R/basis-funs.R

Defines functions `tidy_basis` `basis.default` `tidy_basis_wrapper` `basis.list` `basis.gamm` `basis.scam` `basis.gam` `basis`

#' Basis expansions for smooths
#'
#' Creates a basis expansion from a definition of a smoother using the syntax
#'   of *mgcv*'s smooths via [mgcv::s()]., [mgcv::te()], [mgcv::ti()], and
#'   [mgcv::t2()], or from a fitted GAM(M).
#'
#' @param object a smooth specification, the result of a call to one of
#'   [mgcv::s()]., [mgcv::te()], [mgcv::ti()], or [mgcv::t2()], or a fitted
#'   GAM(M) model.
#' @param select character; select smooths in a fitted model
#' @param term `r lifecycle::badge("deprecated")` This argument has been
#'   renamed `select`
#' @param data a data frame containing the variables used in `smooth`.
#' @param n numeric; the number of points over the range of the covariate at
#'   which to evaluate the smooth.
#' @param n_2d numeric; the number of new observations for each dimension of a
#'   bivariate smooth.

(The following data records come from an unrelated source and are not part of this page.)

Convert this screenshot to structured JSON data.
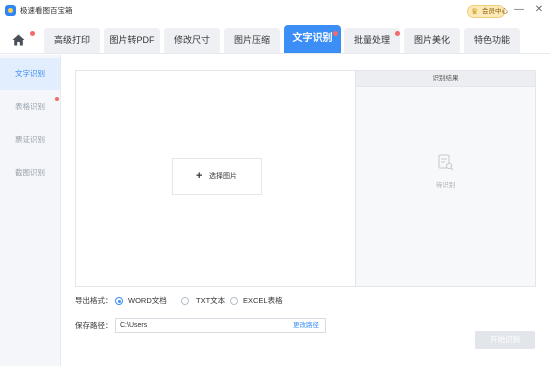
{
  "app": {
    "title": "极速看图百宝箱",
    "vip_label": "会员中心",
    "window_controls": {
      "minimize": "—",
      "close": "✕"
    }
  },
  "tabs": [
    {
      "label": "高级打印",
      "active": false
    },
    {
      "label": "图片转PDF",
      "active": false
    },
    {
      "label": "修改尺寸",
      "active": false
    },
    {
      "label": "图片压缩",
      "active": false
    },
    {
      "label": "文字识别",
      "active": true
    },
    {
      "label": "批量处理",
      "active": false
    },
    {
      "label": "图片美化",
      "active": false
    },
    {
      "label": "特色功能",
      "active": false
    }
  ],
  "sidebar": {
    "items": [
      {
        "label": "文字识别",
        "active": true
      },
      {
        "label": "表格识别",
        "active": false
      },
      {
        "label": "票证识别",
        "active": false
      },
      {
        "label": "截图识别",
        "active": false
      }
    ]
  },
  "main": {
    "select_image_label": "选择图片",
    "result_header": "识别结果",
    "result_placeholder": "待识别"
  },
  "export": {
    "label": "导出格式：",
    "options": [
      {
        "label": "WORD文档",
        "checked": true
      },
      {
        "label": "TXT文本",
        "checked": false
      },
      {
        "label": "EXCEL表格",
        "checked": false
      }
    ]
  },
  "save": {
    "label": "保存路径：",
    "path": "C:\\Users",
    "change_label": "更改路径"
  },
  "start_button": "开始识别",
  "colors": {
    "accent": "#3a8ef6",
    "notify_dot": "#f26a6a",
    "sidebar_bg": "#f4f6f9"
  }
}
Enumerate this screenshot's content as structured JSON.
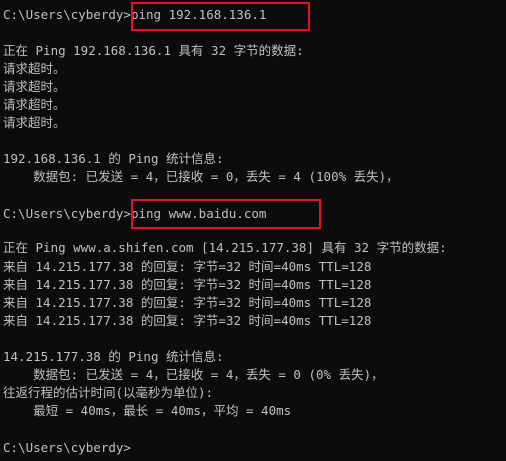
{
  "window": {
    "background": "#0c0c0c",
    "text_color": "#c0c0c0",
    "highlight_color": "#e81123"
  },
  "console": {
    "block1": {
      "prompt": "C:\\Users\\cyberdy>",
      "command": "ping 192.168.136.1",
      "header": "正在 Ping 192.168.136.1 具有 32 字节的数据:",
      "replies": [
        "请求超时。",
        "请求超时。",
        "请求超时。",
        "请求超时。"
      ],
      "stats_title": "192.168.136.1 的 Ping 统计信息:",
      "stats_packets": "    数据包: 已发送 = 4，已接收 = 0，丢失 = 4 (100% 丢失)，"
    },
    "block2": {
      "prompt": "C:\\Users\\cyberdy>",
      "command": "ping www.baidu.com",
      "header": "正在 Ping www.a.shifen.com [14.215.177.38] 具有 32 字节的数据:",
      "replies": [
        "来自 14.215.177.38 的回复: 字节=32 时间=40ms TTL=128",
        "来自 14.215.177.38 的回复: 字节=32 时间=40ms TTL=128",
        "来自 14.215.177.38 的回复: 字节=32 时间=40ms TTL=128",
        "来自 14.215.177.38 的回复: 字节=32 时间=40ms TTL=128"
      ],
      "stats_title": "14.215.177.38 的 Ping 统计信息:",
      "stats_packets": "    数据包: 已发送 = 4，已接收 = 4，丢失 = 0 (0% 丢失)，",
      "rtt_title": "往返行程的估计时间(以毫秒为单位):",
      "rtt_values": "    最短 = 40ms，最长 = 40ms，平均 = 40ms"
    },
    "final_prompt": "C:\\Users\\cyberdy>"
  }
}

Not currently used; `n` is used for both dimensions.
#' @param n_3d numeric; the number of new observations to generate for the third
#'   dimension of a 3D smooth.
#' @param n_4d numeric; the number of new observations to generate for the
#'   dimensions higher than 2 (!) of a *k*D smooth (*k* >= 4). For example, if
#'   the smooth is a 4D smooth, each of dimensions 3 and 4 will get `n_4d`
#'   new observations.
#' @param knots a list or data frame with named components containing
#'   knots locations. Names must match the covariates for which the basis
#'   is required. See [mgcv::smoothCon()].
#' @param constraints logical; should identifiability constraints be applied to
#'   the smooth basis. See argument `absorb.cons` in [mgcv::smoothCon()].
#' @param at a data frame containing values of the smooth covariate(s) at which
#'   the basis should be evaluated.
#' @param ... other arguments passed to [mgcv::smoothCon()].
#'
#' @inheritParams smooth_estimates
#'
#' @return A tibble.
#'
#' @author Gavin L. Simpson
#'
#' @export
#'
#' @importFrom mgcv smoothCon
#' @importFrom dplyr bind_rows
#' @importFrom lifecycle deprecated is_present
#'
#' @examples
#' load_mgcv()
#' \dontshow{
#' op <- options(pillar.sigfig = 3, cli.unicode = FALSE)
#' }
#' df <- data_sim("eg4", n = 400, seed = 42)
#'
#' bf <- basis(s(x0), data = df)
#' bf <- basis(s(x2, by = fac, bs = "bs"), data = df, constraints = TRUE)
#' \dontshow{
#' options(op)
#' }
`basis` <- function(object, ...) {
  UseMethod("basis")
}

#' @export
#'
#' @rdname basis
#'
#' @importFrom purrr map
#' @importFrom dplyr bind_rows
#' @importFrom stats coef
`basis.gam` <- function(object,
    select = NULL,
    term = deprecated(),
    data = NULL,
    n = 100,
    n_2d = 50,
    n_3d = 16,
    n_4d = 4,
    partial_match = FALSE,
    ...) {
  if (lifecycle::is_present(term)) {
    lifecycle::deprecate_warn("0.8.9.9", "basis(term)", "basis(select)")
    select <- term
  }
  model_name <- expr_label(substitute(object))
  # if particular smooths selected
  sms <- smooths(object) # vector of smooth labels - "s(x)"

  # select smooths
  select <-
    check_user_select_smooths(
      smooths = sms, select = select,
      partial_match = partial_match,
      model_name = model_name
    )
  smooth_ids <- which(select)

  # extract the mgcv.smooth objects
  smooths <- get_smooths_by_id(object, smooth_ids)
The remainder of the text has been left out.